Enjoy a leisurely day in Bend starting off with a stroll downtown. A personal favorite spot of mine is on Wall Street, between the Des Chutes Historical Museum and Amity Creek Elementary School, where the variety of vibrant maple trees tower over the street and engulf you in color. Next head to beautiful Drake Park, nestled along the Deschutes River with a peek-a-boo view of South Sister Mountain and autumn trees lining Mirror Pond. Hop on a bike or in your car for a short ride to Mt. Washington Drive to enjoy golden aspens and maples in a spectrum of colors. From there, head down to the Old Mill District and catch the vibrant fuchsia of the burning bush and other deciduous foliage throughout this historic part of Bend. For a more secluded experience awash in fall color, hike or mountain bike along the Upper Deschutes River Trail or Shevlin Park.
Take the opportunity to travel on Highway 242 before November 1st when it closes for the winter. The loop tour taking Hwy 20/Hwy 126/Hwy 242 offers views of powerful waterfalls and brilliant fall colors contrasting against a volcanic landscape and can be enjoyed along this Scenic Byway when traveling in or out of Central Oregon.

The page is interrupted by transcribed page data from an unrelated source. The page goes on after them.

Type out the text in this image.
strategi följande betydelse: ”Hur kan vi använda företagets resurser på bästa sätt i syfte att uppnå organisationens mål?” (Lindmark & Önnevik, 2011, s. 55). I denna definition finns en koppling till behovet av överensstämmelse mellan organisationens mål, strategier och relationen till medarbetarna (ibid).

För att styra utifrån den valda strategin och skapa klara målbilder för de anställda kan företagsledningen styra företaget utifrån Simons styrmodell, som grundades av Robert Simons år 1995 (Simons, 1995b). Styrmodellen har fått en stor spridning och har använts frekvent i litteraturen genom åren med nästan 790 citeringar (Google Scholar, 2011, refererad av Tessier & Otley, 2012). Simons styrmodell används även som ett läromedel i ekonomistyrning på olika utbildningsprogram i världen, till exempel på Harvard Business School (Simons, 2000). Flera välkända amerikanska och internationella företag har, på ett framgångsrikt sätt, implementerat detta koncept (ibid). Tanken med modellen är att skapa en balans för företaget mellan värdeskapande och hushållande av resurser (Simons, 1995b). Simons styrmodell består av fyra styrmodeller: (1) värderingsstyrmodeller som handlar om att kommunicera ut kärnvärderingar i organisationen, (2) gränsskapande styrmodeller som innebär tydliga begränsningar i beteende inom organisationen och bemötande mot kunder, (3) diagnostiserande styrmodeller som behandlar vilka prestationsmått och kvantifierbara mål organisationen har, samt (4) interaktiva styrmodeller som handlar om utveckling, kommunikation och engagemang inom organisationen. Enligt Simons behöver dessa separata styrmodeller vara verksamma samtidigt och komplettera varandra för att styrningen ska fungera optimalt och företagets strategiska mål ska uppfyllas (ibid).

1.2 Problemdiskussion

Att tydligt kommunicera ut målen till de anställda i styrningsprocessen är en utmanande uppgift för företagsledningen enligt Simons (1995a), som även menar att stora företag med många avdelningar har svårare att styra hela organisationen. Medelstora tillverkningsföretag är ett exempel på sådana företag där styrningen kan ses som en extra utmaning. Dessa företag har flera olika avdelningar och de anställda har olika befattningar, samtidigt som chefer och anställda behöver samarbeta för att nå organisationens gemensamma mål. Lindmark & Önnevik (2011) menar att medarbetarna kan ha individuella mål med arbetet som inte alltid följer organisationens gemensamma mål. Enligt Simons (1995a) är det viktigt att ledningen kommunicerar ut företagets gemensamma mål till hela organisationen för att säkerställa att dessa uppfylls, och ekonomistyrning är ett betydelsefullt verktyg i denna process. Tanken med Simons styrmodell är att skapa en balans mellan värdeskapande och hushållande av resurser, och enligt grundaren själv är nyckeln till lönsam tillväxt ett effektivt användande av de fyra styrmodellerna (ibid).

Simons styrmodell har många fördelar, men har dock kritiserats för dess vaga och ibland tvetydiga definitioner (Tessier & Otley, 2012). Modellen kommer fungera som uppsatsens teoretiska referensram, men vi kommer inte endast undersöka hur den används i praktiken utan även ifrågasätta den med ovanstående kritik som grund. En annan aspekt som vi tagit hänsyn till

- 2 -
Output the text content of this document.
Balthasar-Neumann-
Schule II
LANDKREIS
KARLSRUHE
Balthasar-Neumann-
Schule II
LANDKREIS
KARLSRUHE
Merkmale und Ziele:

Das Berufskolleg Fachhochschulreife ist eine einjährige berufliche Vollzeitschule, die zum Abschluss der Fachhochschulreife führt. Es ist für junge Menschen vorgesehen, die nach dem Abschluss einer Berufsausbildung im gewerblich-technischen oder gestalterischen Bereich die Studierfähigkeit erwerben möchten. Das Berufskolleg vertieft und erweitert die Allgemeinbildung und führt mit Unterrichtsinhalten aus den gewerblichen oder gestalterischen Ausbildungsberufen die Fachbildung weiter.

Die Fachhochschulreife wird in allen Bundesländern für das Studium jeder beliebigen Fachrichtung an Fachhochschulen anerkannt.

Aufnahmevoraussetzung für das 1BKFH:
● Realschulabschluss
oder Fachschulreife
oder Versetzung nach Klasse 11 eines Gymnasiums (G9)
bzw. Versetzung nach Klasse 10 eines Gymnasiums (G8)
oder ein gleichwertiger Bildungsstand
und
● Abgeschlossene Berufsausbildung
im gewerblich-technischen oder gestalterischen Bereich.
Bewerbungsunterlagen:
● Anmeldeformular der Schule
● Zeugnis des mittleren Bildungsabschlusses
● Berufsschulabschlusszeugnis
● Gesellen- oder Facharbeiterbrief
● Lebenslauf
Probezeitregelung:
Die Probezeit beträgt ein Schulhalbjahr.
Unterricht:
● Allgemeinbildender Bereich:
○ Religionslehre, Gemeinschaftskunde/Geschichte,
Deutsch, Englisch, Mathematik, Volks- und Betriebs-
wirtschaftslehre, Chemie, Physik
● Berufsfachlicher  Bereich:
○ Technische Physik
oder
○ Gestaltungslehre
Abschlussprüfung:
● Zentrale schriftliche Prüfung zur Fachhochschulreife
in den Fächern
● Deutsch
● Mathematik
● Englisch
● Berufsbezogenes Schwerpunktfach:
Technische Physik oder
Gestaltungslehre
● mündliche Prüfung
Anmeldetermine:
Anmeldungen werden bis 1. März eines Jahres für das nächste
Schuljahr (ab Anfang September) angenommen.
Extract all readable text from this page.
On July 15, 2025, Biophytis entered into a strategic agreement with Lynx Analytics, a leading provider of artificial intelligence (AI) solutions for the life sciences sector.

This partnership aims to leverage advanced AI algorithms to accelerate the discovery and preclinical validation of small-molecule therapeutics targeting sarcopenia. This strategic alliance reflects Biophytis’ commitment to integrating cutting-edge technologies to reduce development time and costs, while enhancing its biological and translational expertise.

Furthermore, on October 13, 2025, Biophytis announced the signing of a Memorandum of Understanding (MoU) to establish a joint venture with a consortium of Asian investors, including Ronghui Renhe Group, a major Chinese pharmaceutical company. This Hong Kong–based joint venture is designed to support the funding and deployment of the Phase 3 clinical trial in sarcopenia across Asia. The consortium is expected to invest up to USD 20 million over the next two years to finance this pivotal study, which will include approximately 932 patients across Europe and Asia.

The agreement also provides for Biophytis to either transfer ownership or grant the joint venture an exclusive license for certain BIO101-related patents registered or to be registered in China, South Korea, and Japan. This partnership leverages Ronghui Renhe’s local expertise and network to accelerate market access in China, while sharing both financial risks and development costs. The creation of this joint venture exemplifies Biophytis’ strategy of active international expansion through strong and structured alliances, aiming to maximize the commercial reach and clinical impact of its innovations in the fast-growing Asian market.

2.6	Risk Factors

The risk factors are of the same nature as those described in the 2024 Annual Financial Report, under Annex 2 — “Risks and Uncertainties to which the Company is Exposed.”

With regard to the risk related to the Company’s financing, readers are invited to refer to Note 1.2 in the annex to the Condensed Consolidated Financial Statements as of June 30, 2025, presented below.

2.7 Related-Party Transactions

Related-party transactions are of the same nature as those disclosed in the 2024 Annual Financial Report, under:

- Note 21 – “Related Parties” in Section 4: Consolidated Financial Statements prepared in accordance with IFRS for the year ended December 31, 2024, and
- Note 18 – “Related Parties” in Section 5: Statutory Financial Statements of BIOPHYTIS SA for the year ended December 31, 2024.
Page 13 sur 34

Old growth, deep-green Douglas fir populate much of the Cascades, so as I made my way to Opal Creek Wilderness this weekend, I did a lot of peering into the understory. The Clackamas follows the northern portion of the West Cascade Scenic Byway and the drive along the river’s shore is restorative…splashy sounds, hyper oxygenated riffles, white rapids that give me goosebumps, even from a distance. The most striking foliage is still gathering force, although cherry-red vine maples and gold-colored oak have begun to peek out here and there.
My resource at Mt. Hood Vacation Rentals tells me that nights up around Rhododendron have just started getting cool – down around the 40’s. That and sunny days are the recipe for the most spectacular leaves. She estimates that in the next week or so, colors will really start to change as you head towards Mt. Hood.
Opal Creek is a gem of a destination. But, I had a lot of great choices. I might have gone around the mountain for a day on the Infinity Loop and returned home on the Historic Columbia River Highway. I might have chosen to continue south with a drive into Oakridge that would have included a mandatory stop at the Brewers Union Local 180. Taking the byways in autumn means there are no wrong turns…just a lot of beautiful road in every direction.